EXTRA TIP: HOW TO SWITCH OFF YOUR SCREEN/PHONE
Take your finger – any finger will do but the usual one is the forefinger. Check it’s working – give it a wiggle. Apply it to the off-button. Press.
You did it!
3. Accepting is about acknowledging that at the moment you do feel lacking in motivation, aimless, low
It’s about noticing the signs in yourself and knowing that this is human and natural. That it will pass but that if it doesn’t you can ask for help and help will be there. (Even if you have to ask twice.) It’s OK to wallow for a bit, too. It’s OK to curl up on the sofa once in a while or to eat cake or read a magazine. But if you do those things too much you won’t help yourself because a) those things don’t ultimately help and b) you’ll probably feel bad.

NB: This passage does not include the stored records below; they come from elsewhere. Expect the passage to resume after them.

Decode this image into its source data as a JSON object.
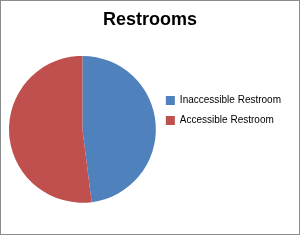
{
  "chart_data": {
    "type": "pie",
    "title": "Restrooms",
    "categories": [
      "Inaccessible Restroom",
      "Accessible Restroom"
    ],
    "values": [
      48,
      52
    ],
    "colors": [
      "#4f81bd",
      "#c0504d"
    ],
    "legend": "right"
  }
}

But, once you’ve acknowledged that your life is a bit rubbish right now, pick yourself up, give yourself a talking to if you want to, and get on and (either or both) TALK to a friend or trusted adult and/or DO something simple, measurable, healthy and satisfying.
Which will it be? You task right now is to think of five things you’ll do to pick yourself up over the next week.
Here are mine. I have more than five. They just keep growing once you start to think of them!
- I’m going for a long walk. I live in the country so this is easy to do without meeting anyone. I’m walking with one other person.
- I’m doing an 8k run either Saturday or Sunday.
- I’m making marmalade. I’ve got the oranges, sugar and jars – no excuse!
- I’m going to hang the pictures we took down during a building project that finished just before Christmas. This task has been glaring at me since then.
- My husband and I are having a meal offered to take away from a local restaurant. And a glass of wine.
- I’m writing letters to three friends. Actual handwritten letters. It feels good.
- I have a small list of gardening jobs – I’ll pick sunny moments if possible but, if not, I have a coat.
- We will light a fire and I’ll read for at least an hour one evening.
- Last episode of the Spiral Series 7 ready to watch!
- Feed the birds – I’ve bought new seeds etc.
- Talking of seeds, sort my seeds to start sowing very soon. I’ll make dividers for each month.
- Phone my daughters and Zoom my 14-month-old grandson, if he’ll sit still for long enough.
- Make a video of our house, which my parents have never seen.
Actually, just making that list and looking at it makes me feel motivated again!
We can do this. Together, we can do this.